27 Aralık 2011 Salı

çok isteyerek başladım bölümüme. mimar olmak yalnızca havalı olmak demek değildi benim için. yaratma güdüsüyle ilerleyen bir meslek sahibi olmak hep cezbetti beni. ancak gel gelelim  şuan mimarlığın ilk adımlarından biri olan temel tasarım dersinin bir ödevini yapmaktayım. nefretle! bitirmek çok zor olmasa gerek fakat ben işi yokuşa sürmekte ısrarlıyım, çünkü sevmiyorum.
şimdiye kadar tasarımın kurallarının ve sınırlarının olmadığı algısıyla baktım herşeye. bugün yaptıklarıma isim vermemi isteyen ve hatta belli isimler doğrultusunda üretmemi bekleyen düşünce katilleri - ki kendilerine okulumuzda "eğitmen" adı veriliyor- ruh sağlığımı bozuyor. böyle yüksek bir hevese sahipken ne ara dibe vurdum bilmiyorum. acaba onlar bilseler pişman olurlar mıydı davranışlarından.

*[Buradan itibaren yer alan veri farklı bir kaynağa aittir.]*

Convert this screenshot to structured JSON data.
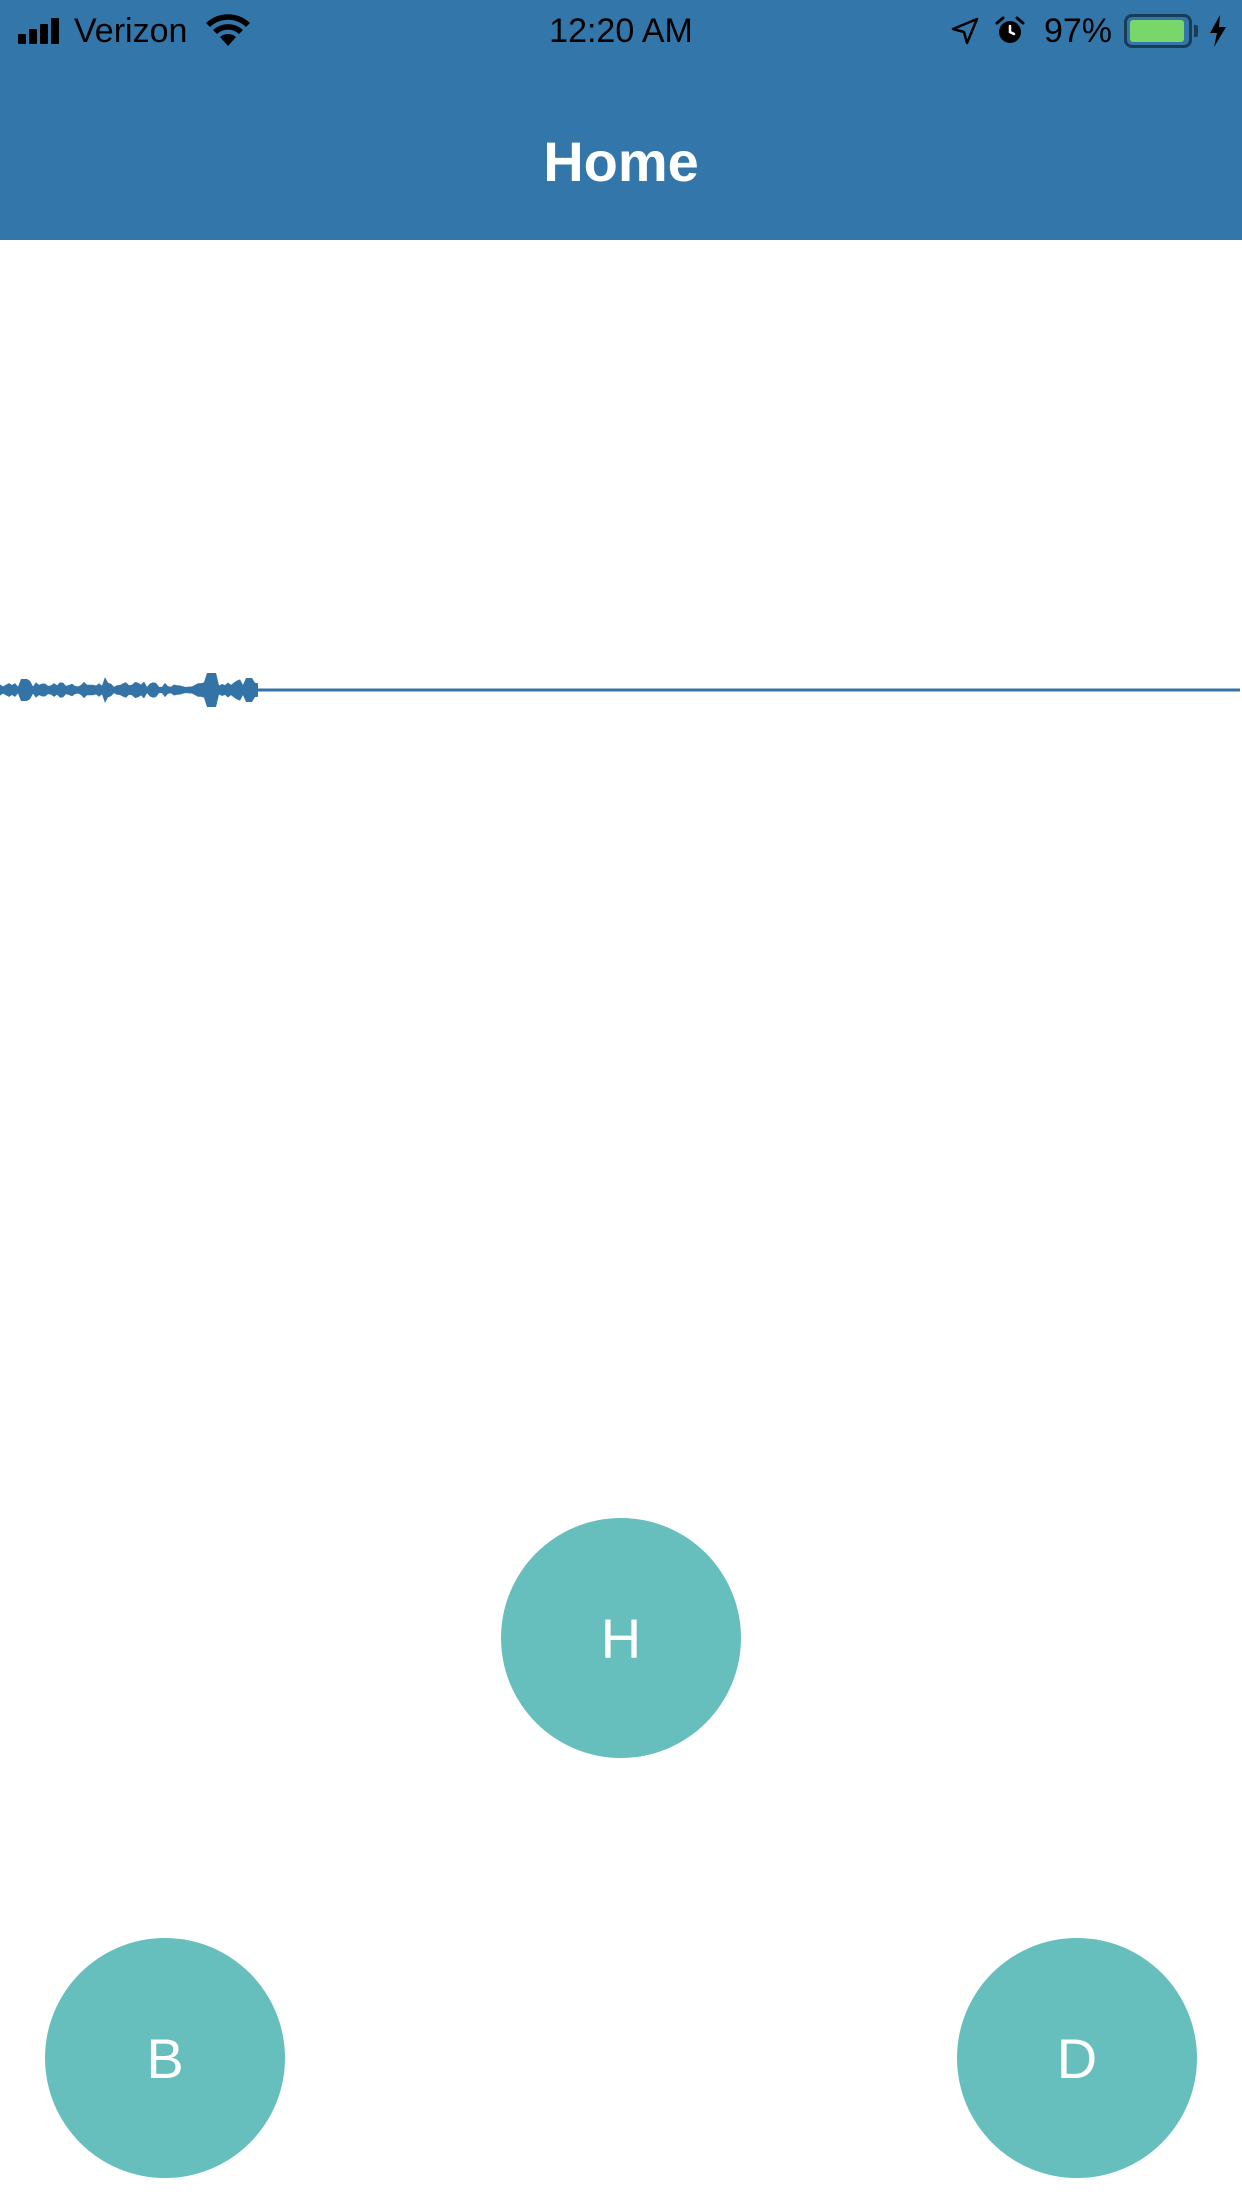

evet saçmalıyorum. aslında bunları yazmamın tek sebebi şu aptal ödeve devam etmemek. saat 01.59.
sabah 7.00 akadar bitirmek zorundayım.
                                     


                                                        hadi bana geçmiş olsun!

25 Aralık 2011 Pazar

lakayıtça

Sanırım ben aşk kadını olarak doğmuşum. Küçük bir kızken bile hep nefesimi kesen bir aşk hayal ederdim. Oyunlarımda,resimlerimde,yaptığım o küçük kilden heykelciklerde bile aşk vardı sanki... 
Büyüdüm, aşık oldum, öyle sandım. Büyüdüğümü sanmamdı ilk hatam. Ellerimde kocaman dünyayı tutabilirim sanmıştım fakat olmadı. Aşk sanısıyla doldurduğum dünya parçalandı avuçlarımda. Defalarca ve defalarca...
Bir yandan yaralarımı sarmaya çalıştım aşkla ve her seferinde daha derinden kanadım,telafisi olmadı. Bıkmadım ki hiçbir zaman. Öyle de olsa böyle de olsa vazgeçmedim. Bu güne kadar... Ya da belki biraz daha öncesine dayanan bir kaybedişe kadar....
Bugün anladım kalbini birine vermek ne demekmiş. Geri almayı unuttuğumu bugün fark ettim. 
Şimdi kime yazık ya da haksızlık? Senden habersiz, benden habersiz,bizi bilmeyen bir insan kapımı gelip çaldığında nerede ağırlayabilirim artık onu? Beni fırtınada kalmış kuru bir dal gibi bırakırken acımadın,olsun. Ama köprülerimi neden yıktın kahramanım, yollarının bana açıldığı?
Bugün ellerim buz gibi ve dudaklarım hissiz. Kalbim sende,aklım kayıplara karışmış. Peki ya yeni gelenin suçu ne?
Neyse fazla acıtasyon yaptım sanırım şimdi silkelenip kendime gelme vaktim değil mi? Ben bir aşk kadınıyım. Kalbim sende ise ne olmuş ben yeniden yaratırım. Yaratırım da bugün bir başkasını içeri nasıl alırım bilmiyorum. Bugün kandırdım,yarın da kandırmak kolay ve daha sonraki günler... Ama samimiyete ihtiyaç duyulmakta.

10 Aralık 2011 Cumartesi

bu kez başlıksız

başlık koymadan yazmak istiyorum. bağlamadan istediklerimi... evet kendi kendime konuşmaktan sıkılmıştım. şimdi beni dinlemek isteyebilcek hasta ruhlu birileri var mıdır? saat 2.00 yi geçiyor. ben oturmuş odamda hala boş boş düşünüyorum. bomboş...
bu da böylece ilk yazım olsun. güzel birşeyler yazdığımda olmuştur tarihimde. ama yine de bunu yüz karası seçmem.